On the 9th, Representative Jin explained, "There have been cases where banks omitted information about borrowers’ income and collateral, which are the basis for calculating loan interest rates, resulting in the application of higher interest rates than should have been applied. There are criticisms that banks are taking excessive profits in this process, so this measure aims to prevent disputes caused by interest rate hikes and protect financial consumers."


"Reveal the Entire Process of Income and Collateral-Based Loan Interest Calculation"... Pressure from the National Assembly On the 7th, a scene at a bank counter in Seoul as major commercial banks continue to lower loan interest rates and raise interest rates on regular savings and installment savings products. Photo by Kang Jin-hyung aymsdream@


Currently, when receiving a loan at a bank counter, financial consumers fill out a loan consultation application form including their income and collateral. Even when applying for a loan through a bank app, they enter this information themselves. Banks obtain customer consent to verify collateral by obtaining certified copies of real estate registers and confirm income based on health insurance premium payment records. Although banks go through this process before the loan, they argue that detailing the interest calculation process in the loan contract is equivalent to disclosing trade secrets.

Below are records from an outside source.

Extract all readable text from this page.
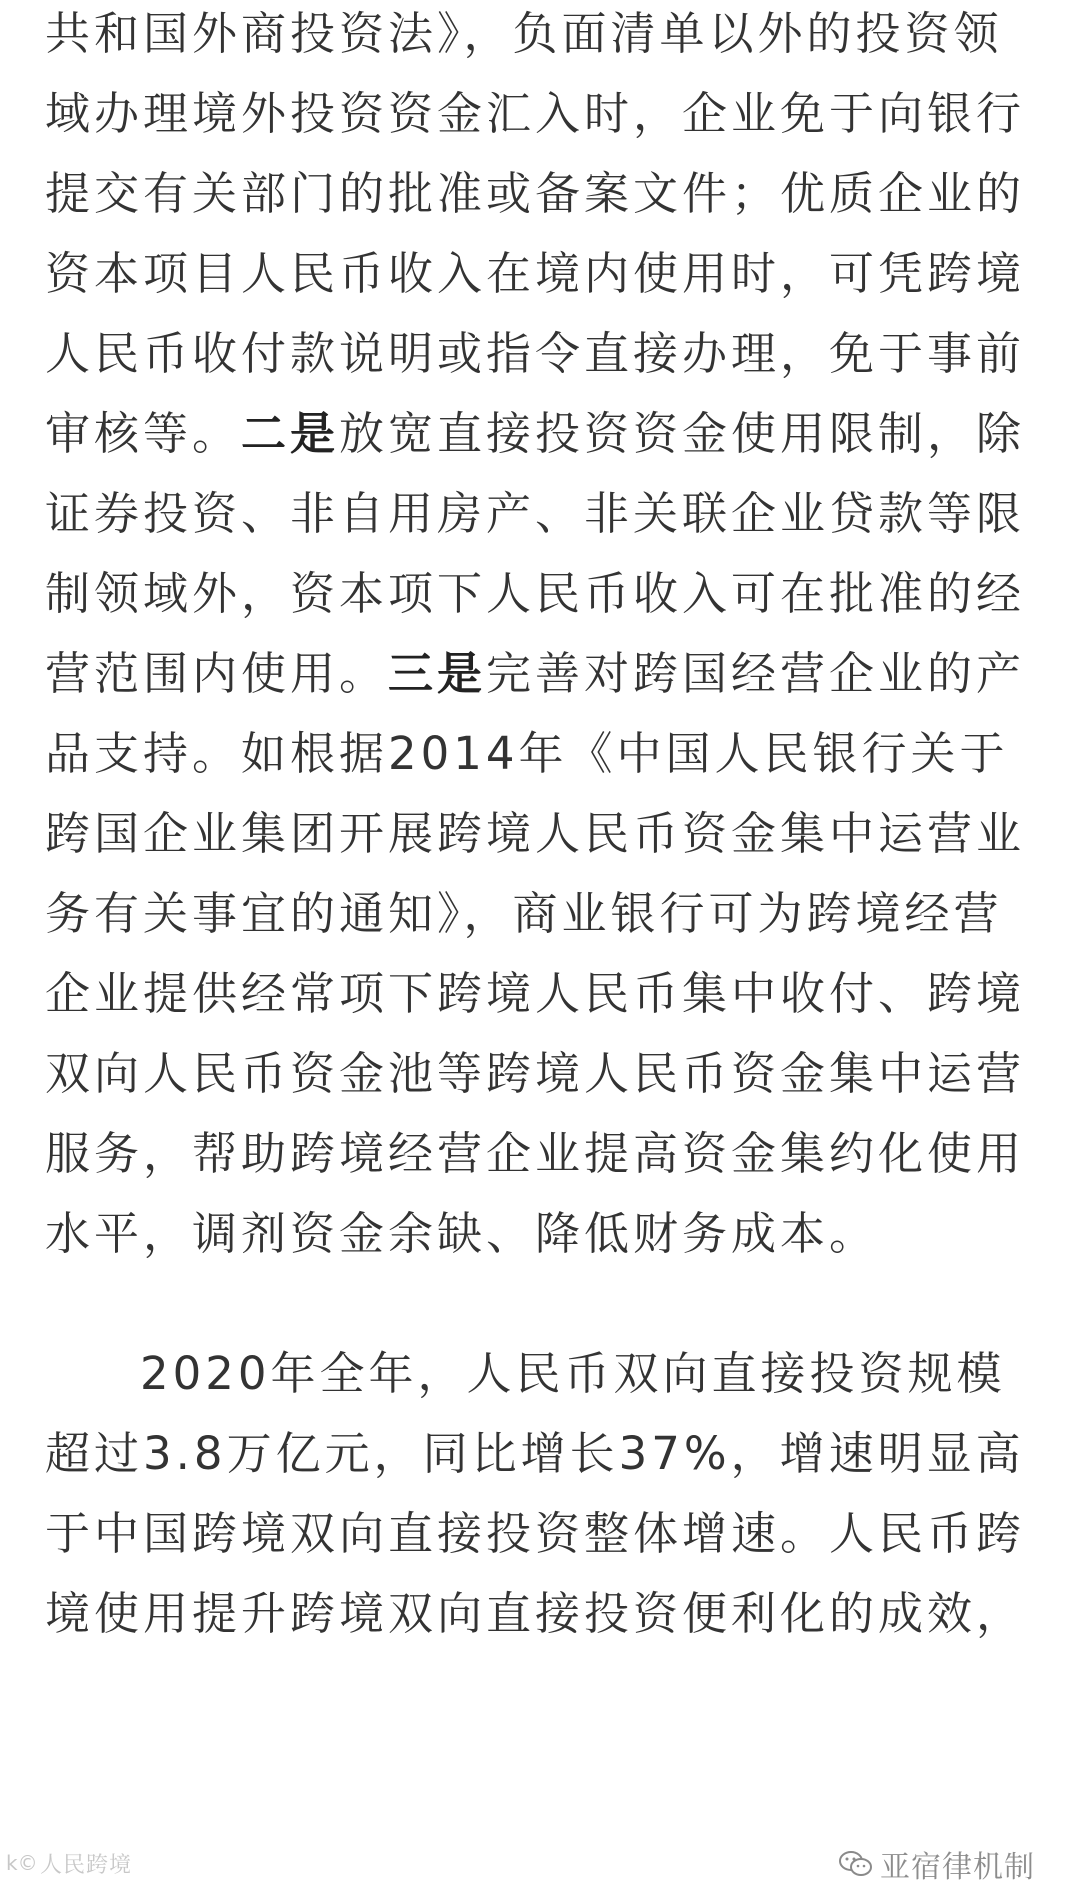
共和国外商投资法》，负面清单以外的投资领
域办理境外投资资金汇入时，企业免于向银行
提交有关部门的批准或备案文件；优质企业的
资本项目人民币收入在境内使用时，可凭跨境
人民币收付款说明或指令直接办理，免于事前
审核等。二是放宽直接投资资金使用限制，除
证券投资、非自用房产、非关联企业贷款等限
制领域外，资本项下人民币收入可在批准的经
营范围内使用。三是完善对跨国经营企业的产
品支持。如根据2014年《中国人民银行关于
跨国企业集团开展跨境人民币资金集中运营业
务有关事宜的通知》，商业银行可为跨境经营
企业提供经常项下跨境人民币集中收付、跨境
双向人民币资金池等跨境人民币资金集中运营
服务，帮助跨境经营企业提高资金集约化使用
水平，调剂资金余缺、降低财务成本。
2020年全年，人民币双向直接投资规模
超过3.8万亿元，同比增长37%，增速明显高
于中国跨境双向直接投资整体增速。人民币跨
境使用提升跨境双向直接投资便利化的成效，
k© 人民跨境	亚宿律机制
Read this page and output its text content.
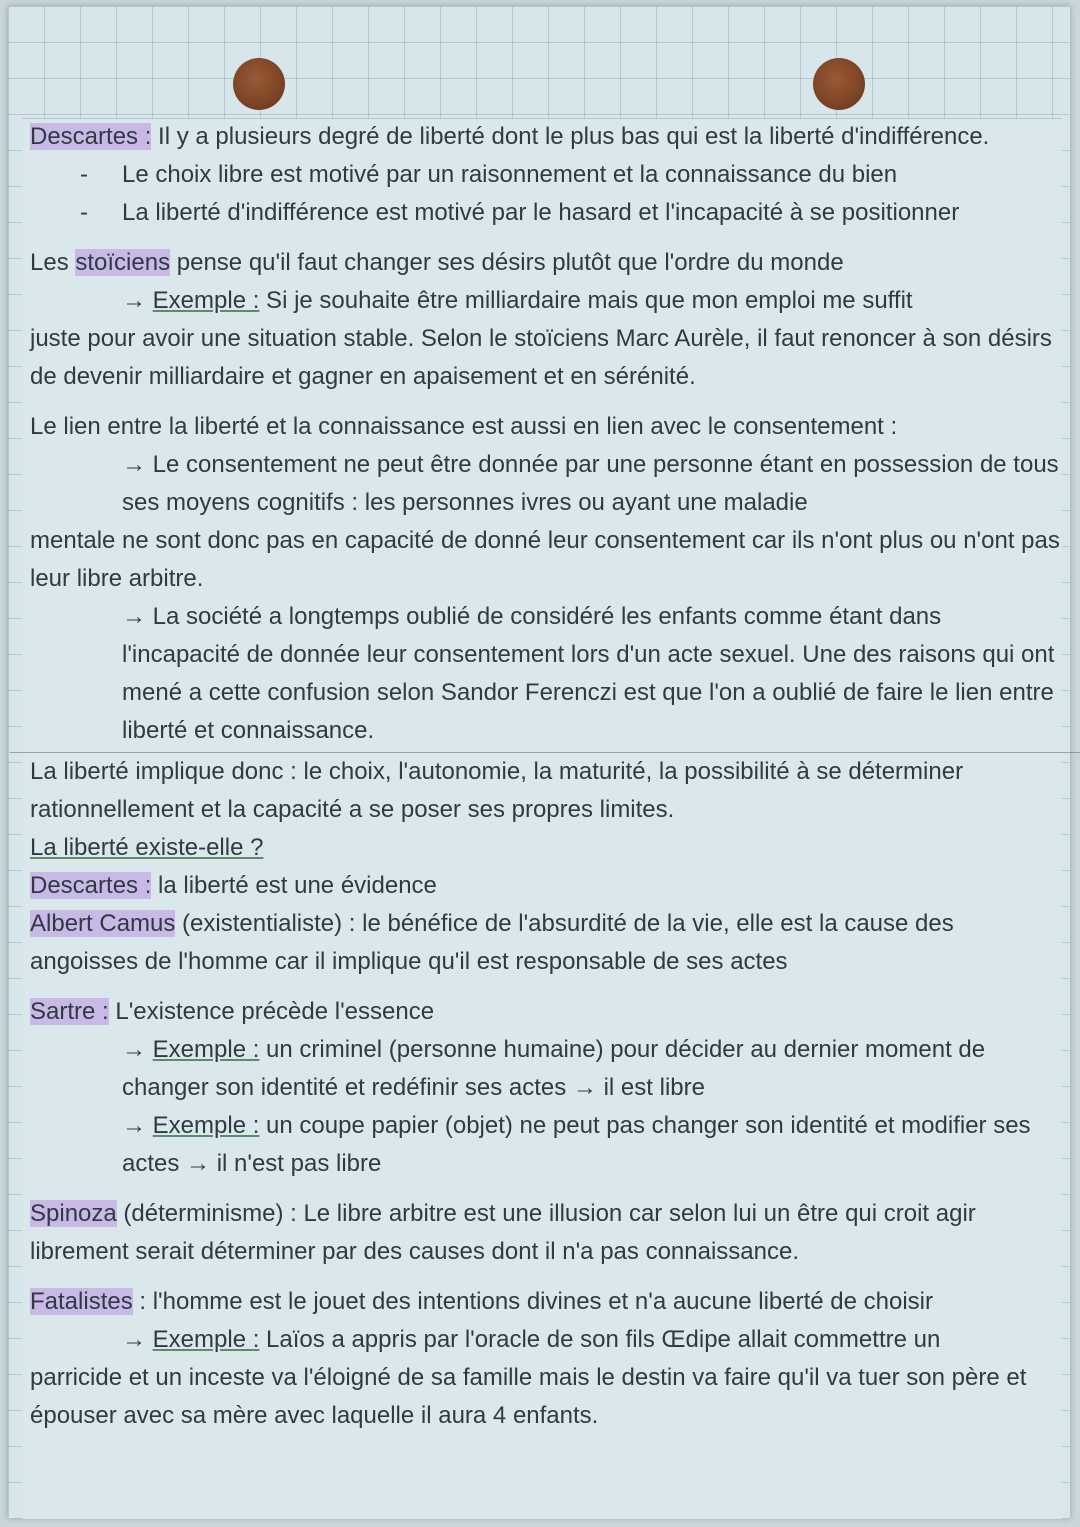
Descartes : Il y a plusieurs degré de liberté dont le plus bas qui est la liberté d'indifférence.

- Le choix libre est motivé par un raisonnement et la connaissance du bien

- La liberté d'indifférence est motivé par le hasard et l'incapacité à se positionner

Les stoïciens pense qu'il faut changer ses désirs plutôt que l'ordre du monde

→ Exemple : Si je souhaite être milliardaire mais que mon emploi me suffit

juste pour avoir une situation stable. Selon le stoïciens Marc Aurèle, il faut renoncer à son désirs de devenir milliardaire et gagner en apaisement et en sérénité.

Le lien entre la liberté et la connaissance est aussi en lien avec le consentement :

→ Le consentement ne peut être donnée par une personne étant en possession de tous ses moyens cognitifs : les personnes ivres ou ayant une maladie

mentale ne sont donc pas en capacité de donné leur consentement car ils n'ont plus ou n'ont pas leur libre arbitre.

→ La société a longtemps oublié de considéré les enfants comme étant dans l'incapacité de donnée leur consentement lors d'un acte sexuel. Une des raisons qui ont mené a cette confusion selon Sandor Ferenczi est que l'on a oublié de faire le lien entre liberté et connaissance.

La liberté implique donc : le choix, l'autonomie, la maturité, la possibilité à se déterminer rationnellement et la capacité a se poser ses propres limites.

La liberté existe-elle ?

Descartes : la liberté est une évidence

Albert Camus (existentialiste) : le bénéfice de l'absurdité de la vie, elle est la cause des angoisses de l'homme car il implique qu'il est responsable de ses actes

Sartre : L'existence précède l'essence

→ Exemple : un criminel (personne humaine) pour décider au dernier moment de changer son identité et redéfinir ses actes → il est libre

→ Exemple : un coupe papier (objet) ne peut pas changer son identité et modifier ses actes → il n'est pas libre

Spinoza (déterminisme) : Le libre arbitre est une illusion car selon lui un être qui croit agir librement serait déterminer par des causes dont il n'a pas connaissance.

Fatalistes : l'homme est le jouet des intentions divines et n'a aucune liberté de choisir

→ Exemple : Laïos a appris par l'oracle de son fils Œdipe allait commettre un

parricide et un inceste va l'éloigné de sa famille mais le destin va faire qu'il va tuer son père et épouser avec sa mère avec laquelle il aura 4 enfants.
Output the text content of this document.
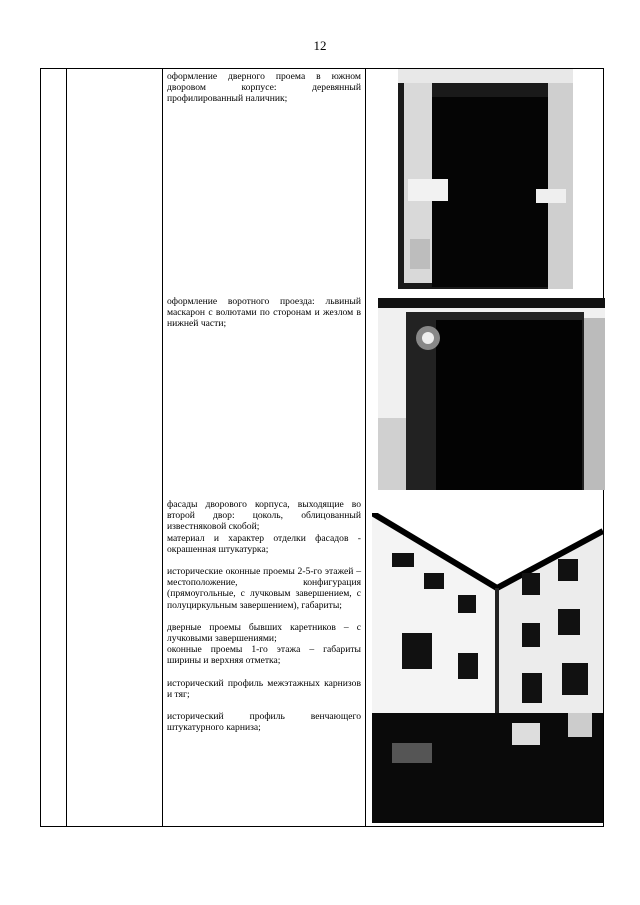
12

оформление дверного проема в южном дворовом корпусе: деревянный профилированный наличник;

оформление воротного проезда: львиный маскарон с волютами по сторонам и жезлом в нижней части;

фасады дворового корпуса, выходящие во второй двор: цоколь, облицованный известняковой скобой;

материал и характер отделки фасадов - окрашенная штукатурка;

исторические оконные проемы 2-5-го этажей – местоположение, конфигурация (прямоугольные, с лучковым завершением, с полуциркульным завершением), габариты;

дверные проемы бывших каретников – с лучковыми завершениями;

оконные проемы 1-го этажа – габариты ширины и верхняя отметка;

исторический профиль межэтажных карнизов и тяг;

исторический профиль венчающего штукатурного карниза;
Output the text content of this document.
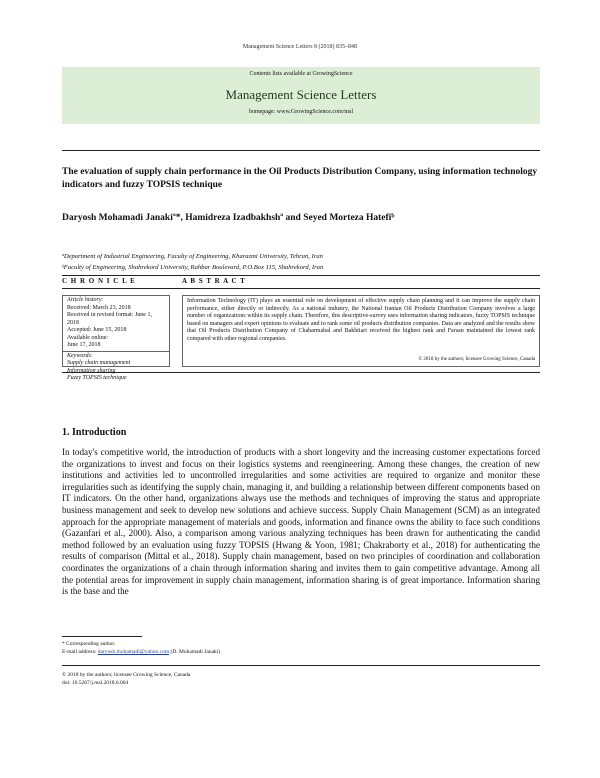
Management Science Letters 8 (2018) 835–848
Contents lists available at GrowingScience
Management Science Letters
homepage: www.GrowingScience.com/msl
The evaluation of supply chain performance in the Oil Products Distribution Company, using information technology indicators and fuzzy TOPSIS technique
Daryosh Mohamadi Janakiª*, Hamidreza Izadbakhshª and Seyed Morteza Hatefiᵇ
ªDepartment of Industrial Engineering, Faculty of Engineering, Kharazmi University, Tehran, Iran
ᵇFaculty of Engineering, Shahrekord University, Rahbar Boulevard, P.O.Box 115, Shahrekord, Iran
C H R O N I C L E	A B S T R A C T
Article history:
Received: March 23, 2018
Received in revised format: June 1, 2018
Accepted: June 15, 2018
Available online:
June 17, 2018
Keywords:
Supply chain management
Information sharing
Fuzzy TOPSIS technique
Information Technology (IT) plays an essential role on development of effective supply chain planning and it can improve the supply chain performance, either directly or indirectly. As a national industry, the National Iranian Oil Products Distribution Company involves a large number of organizations within its supply chain. Therefore, this descriptive-survey uses information sharing indicators, fuzzy TOPSIS technique based on managers and expert opinions to evaluate and to rank some oil products distribution companies. Data are analyzed and the results show that Oil Products Distribution Company of Chaharmahal and Bakhtiari received the highest rank and Farsan maintained the lowest rank compared with other regional companies.
© 2018 by the authors; licensee Growing Science, Canada
1. Introduction

In today's competitive world, the introduction of products with a short longevity and the increasing customer expectations forced the organizations to invest and focus on their logistics systems and reengineering. Among these changes, the creation of new institutions and activities led to uncontrolled irregularities and some activities are required to organize and monitor these irregularities such as identifying the supply chain, managing it, and building a relationship between different components based on IT indicators. On the other hand, organizations always use the methods and techniques of improving the status and appropriate business management and seek to develop new solutions and achieve success. Supply Chain Management (SCM) as an integrated approach for the appropriate management of materials and goods, information and finance owns the ability to face such conditions (Gazanfari et al., 2000). Also, a comparison among various analyzing techniques has been drawn for authenticating the candid method followed by an evaluation using fuzzy TOPSIS (Hwang & Yoon, 1981; Chakraborty et al., 2018) for authenticating the results of comparison (Mittal et al., 2018). Supply chain management, based on two principles of coordination and collaboration coordinates the organizations of a chain through information sharing and invites them to gain competitive advantage. Among all the potential areas for improvement in supply chain management, information sharing is of great importance. Information sharing is the base and the

* Corresponding author.
E-mail address: daryosh.mohamadi@yahoo.com (D. Mohamadi Janaki)
© 2018 by the authors; licensee Growing Science, Canada
doi: 10.5267/j.msl.2018.6.004
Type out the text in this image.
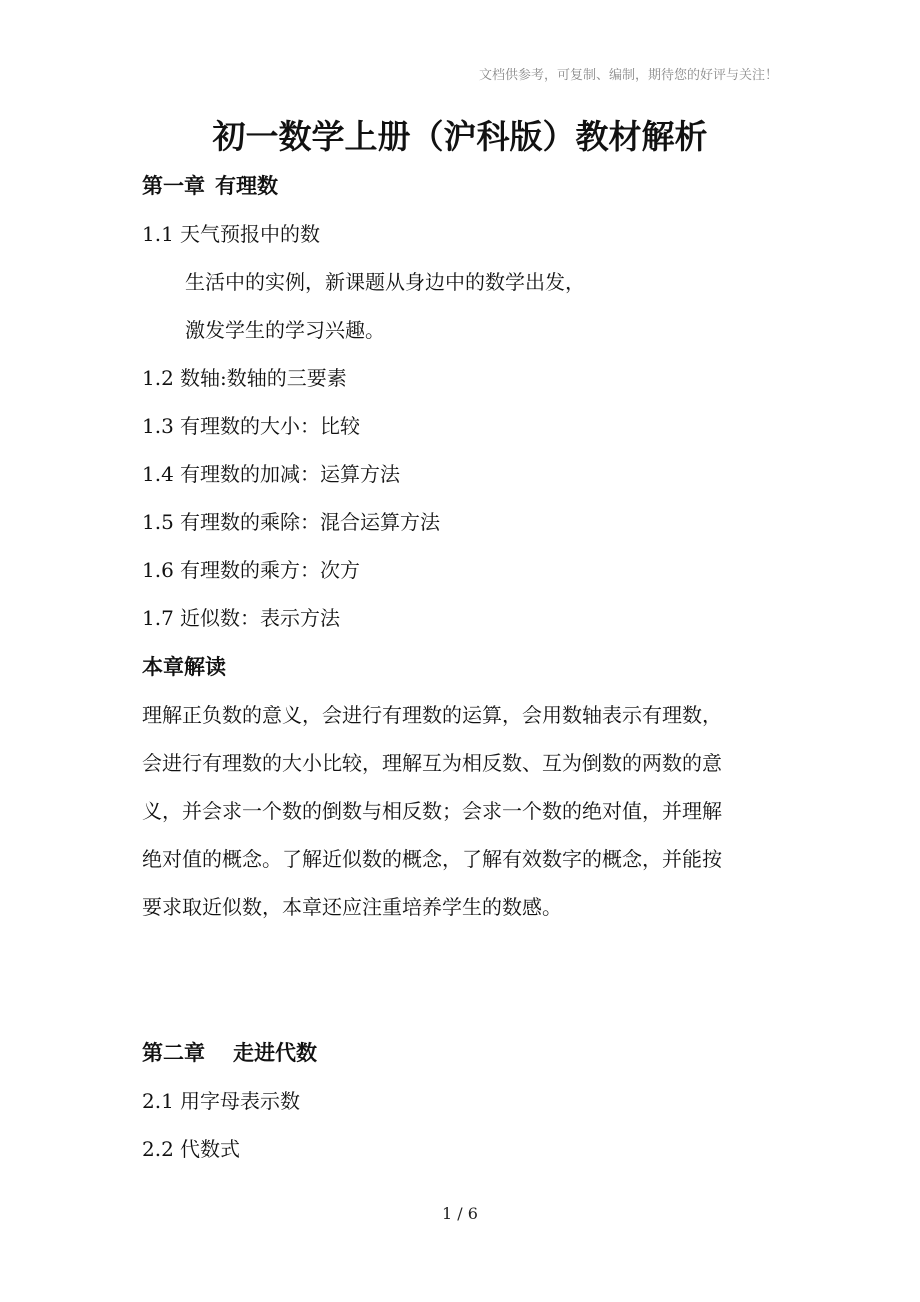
文档供参考，可复制、编制，期待您的好评与关注！
初一数学上册（沪科版）教材解析
第一章 有理数
1.1 天气预报中的数
生活中的实例，新课题从身边中的数学出发，
激发学生的学习兴趣。
1.2 数轴:数轴的三要素
1.3 有理数的大小：比较
1.4 有理数的加减：运算方法
1.5 有理数的乘除：混合运算方法
1.6 有理数的乘方：次方
1.7 近似数：表示方法
本章解读
理解正负数的意义，会进行有理数的运算，会用数轴表示有理数，
会进行有理数的大小比较，理解互为相反数、互为倒数的两数的意
义，并会求一个数的倒数与相反数；会求一个数的绝对值，并理解
绝对值的概念。了解近似数的概念，了解有效数字的概念，并能按
要求取近似数，本章还应注重培养学生的数感。
第二章 走进代数
2.1 用字母表示数
2.2 代数式
1 / 6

Commercial Banks: "Disclosing Costs Is Like Revealing Trade Secrets"

An official from a commercial bank said, "When calculating interest rates, higher interest is charged to people with poor credit ratings or a risk of default, and if such information is included in the contract, it would cause more confusion. The interest calculation procedure is like a trade secret from the bank’s perspective, so disclosing it is equivalent to revealing costs."


Meanwhile, according to the ‘Interest Rate Information Disclosure System Improvement Plan’ announced by the Financial Services Commission last month, around the 20th of this month, the Korea Federation of Banks website will publicly compare the net interest margin (the difference between deposit and loan interest rates) based on new transaction amounts. The loan interest rate calculation system will also be revised. Loan interest rates are determined by adding the bank’s margin, called the spread, to the benchmark interest rate, then subtracting preferential rates applied to financial consumers.


The benchmark interest rate is influenced by market rates such as financial bonds and COFIX, but the spread varies by bank. Since banks use different criteria such as operating costs, risk, liquidity, credit premium, capital costs, legal costs, and target profit rates, the authorities judged that transparency is lacking. Accordingly, the Financial Services Commission has required banks to apply different costs depending on the type and scale of loans. Applying a single cost rate regardless of loan type could lead to excessive cost allocation for some loans.